DFT and windows

Question

I am using DFT with windows. The way I understand how a window makes the DFT "look" better, is that multiplication in time domain is convolution in frequency domain. Therefore a window with following FT (Hann window), will suppress the side lobes found in a signal FT (second picture) :

But I dont understand how are the values |F($\omega$)| related to suppressing the signals side lobes ... e.g. Tukey window plotted as |F($\omega$)|

How is the width and the pace of decreasing sidelobes (of the above plot) related to getting rid of sidelobes of signals FT ? Is there any intuitive way to explain ?

Answer 1

the DFT (of size $N$, with a window $h_n$) of $$x_n = \sum_{m=1}^M C_m e^{2 i \pi f_m n} \qquad \qquad n \in \{0,\ldots,N-1\}$$ (a mixture of (complex) sines) is $$X_k = \sum_{n=0}^{N-1} h_n x_n e^{-2 i \pi k n /N} = \sum_{m=1}^M C_m H(k/N-f_m)$$ where $$H(\xi) = \int_{-\infty}^\infty \sum_{n=0}^{N-1} h_n \delta(x-n) e^{-2 i \pi \xi x} dx$$ is the Fourier transform of $\sum_{n=0}^{N-1} h_n \delta(x-n)$ i.e. of the (discretized) window.

Proving it is just a matter of the frequency shift theorem for the Fourier transform (of distributions). with $$G(\xi) = FT[g(x)](\xi) = \int_{-\infty}^\infty g(x) e^{-2 i \pi \xi x} dx$$ then the Fourier transform of $g(x) e^{2 i \pi f x}$ is $$FT[g(x) e^{2 i \pi f x}] (\xi) = \int_{-\infty}^\infty g(x) e^{2 i \pi f x} e^{-2 i \pi \xi x} dx = G(\xi-f)$$

Answer 2

Alright, here we come. Even though the above answer is great and actually explains quite a lot, here is an answer using crayons.

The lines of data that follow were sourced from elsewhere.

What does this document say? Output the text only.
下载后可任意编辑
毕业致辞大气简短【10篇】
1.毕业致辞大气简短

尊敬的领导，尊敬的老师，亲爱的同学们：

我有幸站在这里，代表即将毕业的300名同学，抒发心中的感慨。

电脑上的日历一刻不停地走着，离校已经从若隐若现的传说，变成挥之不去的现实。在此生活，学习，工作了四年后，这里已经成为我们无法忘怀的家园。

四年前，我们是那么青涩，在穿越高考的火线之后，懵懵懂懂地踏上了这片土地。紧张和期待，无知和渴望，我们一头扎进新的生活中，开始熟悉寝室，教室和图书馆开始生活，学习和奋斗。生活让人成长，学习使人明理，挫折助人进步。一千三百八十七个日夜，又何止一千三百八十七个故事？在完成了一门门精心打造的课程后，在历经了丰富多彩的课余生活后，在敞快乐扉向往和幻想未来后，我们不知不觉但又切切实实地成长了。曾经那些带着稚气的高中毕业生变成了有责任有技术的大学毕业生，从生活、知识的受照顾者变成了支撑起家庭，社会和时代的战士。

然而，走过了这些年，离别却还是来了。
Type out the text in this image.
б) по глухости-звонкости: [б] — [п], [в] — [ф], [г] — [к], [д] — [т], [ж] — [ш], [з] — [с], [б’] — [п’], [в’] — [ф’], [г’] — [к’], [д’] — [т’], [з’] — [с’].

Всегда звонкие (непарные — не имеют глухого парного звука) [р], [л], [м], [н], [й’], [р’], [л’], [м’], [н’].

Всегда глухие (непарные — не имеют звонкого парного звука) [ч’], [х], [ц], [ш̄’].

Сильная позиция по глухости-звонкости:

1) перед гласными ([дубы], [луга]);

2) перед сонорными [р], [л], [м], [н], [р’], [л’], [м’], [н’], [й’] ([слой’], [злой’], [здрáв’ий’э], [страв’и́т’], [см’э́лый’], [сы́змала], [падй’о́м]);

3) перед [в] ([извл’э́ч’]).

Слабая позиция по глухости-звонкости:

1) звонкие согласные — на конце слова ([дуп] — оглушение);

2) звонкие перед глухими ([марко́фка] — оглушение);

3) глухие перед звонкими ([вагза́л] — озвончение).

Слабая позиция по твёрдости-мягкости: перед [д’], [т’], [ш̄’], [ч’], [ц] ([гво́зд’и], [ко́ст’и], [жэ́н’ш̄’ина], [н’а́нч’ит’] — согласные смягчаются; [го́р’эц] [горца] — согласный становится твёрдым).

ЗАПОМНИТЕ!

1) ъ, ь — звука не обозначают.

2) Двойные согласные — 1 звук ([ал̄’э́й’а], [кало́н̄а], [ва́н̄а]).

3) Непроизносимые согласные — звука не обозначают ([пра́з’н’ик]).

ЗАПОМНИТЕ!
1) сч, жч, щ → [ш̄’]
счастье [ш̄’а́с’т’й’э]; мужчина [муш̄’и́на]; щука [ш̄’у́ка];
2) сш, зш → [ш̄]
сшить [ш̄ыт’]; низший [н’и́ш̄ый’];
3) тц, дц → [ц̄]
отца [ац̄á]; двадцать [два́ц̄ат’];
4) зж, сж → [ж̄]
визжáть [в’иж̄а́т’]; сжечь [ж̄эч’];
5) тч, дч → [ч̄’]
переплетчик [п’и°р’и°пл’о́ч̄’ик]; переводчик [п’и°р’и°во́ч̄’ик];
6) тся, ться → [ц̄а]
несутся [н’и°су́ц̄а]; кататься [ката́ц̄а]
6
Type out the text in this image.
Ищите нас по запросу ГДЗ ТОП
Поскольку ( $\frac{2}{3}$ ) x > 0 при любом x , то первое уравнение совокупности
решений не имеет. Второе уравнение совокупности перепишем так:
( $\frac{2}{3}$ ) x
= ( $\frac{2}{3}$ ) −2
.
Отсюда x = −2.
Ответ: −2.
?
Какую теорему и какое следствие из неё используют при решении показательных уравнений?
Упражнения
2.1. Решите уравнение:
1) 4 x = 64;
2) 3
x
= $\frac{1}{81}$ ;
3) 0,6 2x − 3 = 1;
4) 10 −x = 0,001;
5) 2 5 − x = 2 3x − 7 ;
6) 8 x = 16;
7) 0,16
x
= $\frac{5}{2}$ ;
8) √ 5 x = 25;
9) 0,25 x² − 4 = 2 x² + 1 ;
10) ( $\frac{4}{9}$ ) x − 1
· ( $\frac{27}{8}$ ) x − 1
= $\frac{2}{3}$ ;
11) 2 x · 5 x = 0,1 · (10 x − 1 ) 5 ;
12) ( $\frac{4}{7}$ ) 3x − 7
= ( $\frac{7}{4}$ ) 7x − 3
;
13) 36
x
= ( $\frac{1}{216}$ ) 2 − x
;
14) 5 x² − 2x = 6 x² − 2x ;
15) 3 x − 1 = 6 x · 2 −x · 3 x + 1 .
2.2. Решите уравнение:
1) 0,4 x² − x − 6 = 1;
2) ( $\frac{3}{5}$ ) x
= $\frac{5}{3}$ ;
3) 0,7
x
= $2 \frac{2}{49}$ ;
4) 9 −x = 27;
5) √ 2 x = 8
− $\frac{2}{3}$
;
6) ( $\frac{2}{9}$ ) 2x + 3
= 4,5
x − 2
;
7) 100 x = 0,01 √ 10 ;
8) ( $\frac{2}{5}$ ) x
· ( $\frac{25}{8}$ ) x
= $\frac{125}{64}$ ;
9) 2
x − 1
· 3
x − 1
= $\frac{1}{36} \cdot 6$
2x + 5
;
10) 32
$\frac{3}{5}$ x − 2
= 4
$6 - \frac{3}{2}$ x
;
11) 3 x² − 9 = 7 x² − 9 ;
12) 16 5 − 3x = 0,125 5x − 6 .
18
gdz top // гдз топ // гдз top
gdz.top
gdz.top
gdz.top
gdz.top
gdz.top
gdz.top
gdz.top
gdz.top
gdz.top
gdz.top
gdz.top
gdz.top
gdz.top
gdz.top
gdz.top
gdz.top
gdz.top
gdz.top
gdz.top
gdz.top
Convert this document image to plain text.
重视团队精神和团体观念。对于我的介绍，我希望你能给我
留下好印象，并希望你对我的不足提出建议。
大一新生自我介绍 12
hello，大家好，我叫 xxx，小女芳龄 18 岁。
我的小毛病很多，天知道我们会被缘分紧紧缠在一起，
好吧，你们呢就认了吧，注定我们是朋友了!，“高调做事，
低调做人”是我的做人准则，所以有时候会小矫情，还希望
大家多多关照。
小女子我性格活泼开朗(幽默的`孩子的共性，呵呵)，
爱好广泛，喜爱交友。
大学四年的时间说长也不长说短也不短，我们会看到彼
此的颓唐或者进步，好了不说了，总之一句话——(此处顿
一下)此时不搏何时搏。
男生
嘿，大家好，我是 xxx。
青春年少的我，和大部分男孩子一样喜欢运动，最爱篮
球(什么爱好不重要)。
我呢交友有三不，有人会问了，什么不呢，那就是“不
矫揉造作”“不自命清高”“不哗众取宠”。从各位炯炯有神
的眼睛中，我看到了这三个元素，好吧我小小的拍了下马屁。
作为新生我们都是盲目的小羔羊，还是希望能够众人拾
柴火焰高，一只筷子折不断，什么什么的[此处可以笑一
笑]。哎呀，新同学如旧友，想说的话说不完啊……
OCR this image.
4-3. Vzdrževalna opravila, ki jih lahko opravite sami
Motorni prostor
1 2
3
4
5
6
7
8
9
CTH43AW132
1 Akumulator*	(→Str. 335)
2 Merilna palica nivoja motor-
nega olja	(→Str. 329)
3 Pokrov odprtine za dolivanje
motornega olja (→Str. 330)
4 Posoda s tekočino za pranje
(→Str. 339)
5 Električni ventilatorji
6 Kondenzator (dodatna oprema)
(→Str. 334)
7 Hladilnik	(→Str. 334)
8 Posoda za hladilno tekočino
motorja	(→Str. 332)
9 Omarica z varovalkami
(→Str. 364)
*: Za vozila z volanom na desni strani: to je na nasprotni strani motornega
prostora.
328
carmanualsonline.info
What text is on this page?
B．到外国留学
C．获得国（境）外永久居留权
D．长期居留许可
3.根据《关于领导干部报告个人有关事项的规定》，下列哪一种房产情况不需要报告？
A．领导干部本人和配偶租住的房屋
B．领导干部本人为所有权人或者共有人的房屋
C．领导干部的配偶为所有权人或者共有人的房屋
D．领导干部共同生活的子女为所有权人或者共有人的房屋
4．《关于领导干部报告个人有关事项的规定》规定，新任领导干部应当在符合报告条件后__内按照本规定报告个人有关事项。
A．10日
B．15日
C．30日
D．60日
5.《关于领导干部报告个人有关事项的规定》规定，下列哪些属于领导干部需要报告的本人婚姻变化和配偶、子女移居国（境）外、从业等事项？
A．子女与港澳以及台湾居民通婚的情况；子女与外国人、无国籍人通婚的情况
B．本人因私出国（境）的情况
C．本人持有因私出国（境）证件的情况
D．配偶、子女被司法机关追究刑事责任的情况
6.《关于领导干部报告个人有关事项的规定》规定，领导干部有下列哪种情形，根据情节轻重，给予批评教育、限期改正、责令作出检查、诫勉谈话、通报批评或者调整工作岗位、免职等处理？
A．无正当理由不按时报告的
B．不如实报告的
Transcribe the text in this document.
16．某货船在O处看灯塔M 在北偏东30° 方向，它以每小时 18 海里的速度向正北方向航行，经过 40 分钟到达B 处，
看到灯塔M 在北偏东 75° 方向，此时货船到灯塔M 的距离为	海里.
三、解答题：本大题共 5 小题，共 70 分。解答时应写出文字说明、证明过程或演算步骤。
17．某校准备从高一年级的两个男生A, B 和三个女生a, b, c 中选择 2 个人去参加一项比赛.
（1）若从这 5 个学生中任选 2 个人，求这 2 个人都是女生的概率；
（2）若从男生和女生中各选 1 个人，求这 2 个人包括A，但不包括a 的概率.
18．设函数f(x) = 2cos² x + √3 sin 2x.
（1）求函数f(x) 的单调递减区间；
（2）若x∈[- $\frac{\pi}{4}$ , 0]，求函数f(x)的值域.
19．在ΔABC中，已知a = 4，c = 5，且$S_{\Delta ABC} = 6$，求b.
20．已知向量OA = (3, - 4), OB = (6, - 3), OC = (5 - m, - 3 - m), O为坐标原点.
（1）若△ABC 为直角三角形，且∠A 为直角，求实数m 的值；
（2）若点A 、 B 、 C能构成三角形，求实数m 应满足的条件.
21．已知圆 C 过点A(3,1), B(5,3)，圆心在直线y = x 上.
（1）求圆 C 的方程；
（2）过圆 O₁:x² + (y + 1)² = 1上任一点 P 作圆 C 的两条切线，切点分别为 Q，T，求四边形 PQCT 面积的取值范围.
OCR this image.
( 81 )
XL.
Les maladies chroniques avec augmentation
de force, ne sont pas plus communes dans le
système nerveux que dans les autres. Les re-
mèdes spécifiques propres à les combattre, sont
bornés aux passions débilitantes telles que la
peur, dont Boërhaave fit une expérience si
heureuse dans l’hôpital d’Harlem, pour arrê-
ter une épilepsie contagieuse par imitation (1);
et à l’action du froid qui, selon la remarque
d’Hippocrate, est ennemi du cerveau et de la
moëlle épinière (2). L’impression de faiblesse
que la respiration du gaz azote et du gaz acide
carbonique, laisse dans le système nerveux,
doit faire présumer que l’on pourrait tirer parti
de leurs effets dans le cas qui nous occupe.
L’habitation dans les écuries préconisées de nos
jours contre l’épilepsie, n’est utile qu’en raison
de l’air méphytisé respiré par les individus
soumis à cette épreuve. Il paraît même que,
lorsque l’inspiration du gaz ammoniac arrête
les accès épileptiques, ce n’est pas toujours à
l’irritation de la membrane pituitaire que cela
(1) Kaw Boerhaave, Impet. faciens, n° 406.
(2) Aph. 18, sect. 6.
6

compare the following, left side Rectangular window, right side Tukey window with ${\alpha} = 1$ (generated by Matlab).

enter image description here

My question was, how does the lower pair of pictures tells how the window works ? Well, it cant be stated directly from those pictures, or at least it is not as obvious as from the upper pair, where we can see the real part going to positive and negative values.

As mentioned in my question, $$Time Domain(multiplication) = Frequency Domain(Convolution)$$

For Rectangular Window:

No change on the signal DFT. The discrete window have DFT values $c_0 = 1$ and the rest of the $c_k = 0$

For Tukey Window:

The Tukey DFT has 2 spikes. 1 positive and 1 negative. Therefore when it passes the signal DFT during convolution, these 2 spikes flatten everything except big spikes (the side lobes or "skirts" of the signal DFT are flattened, while the main spikes of signal DFT remain)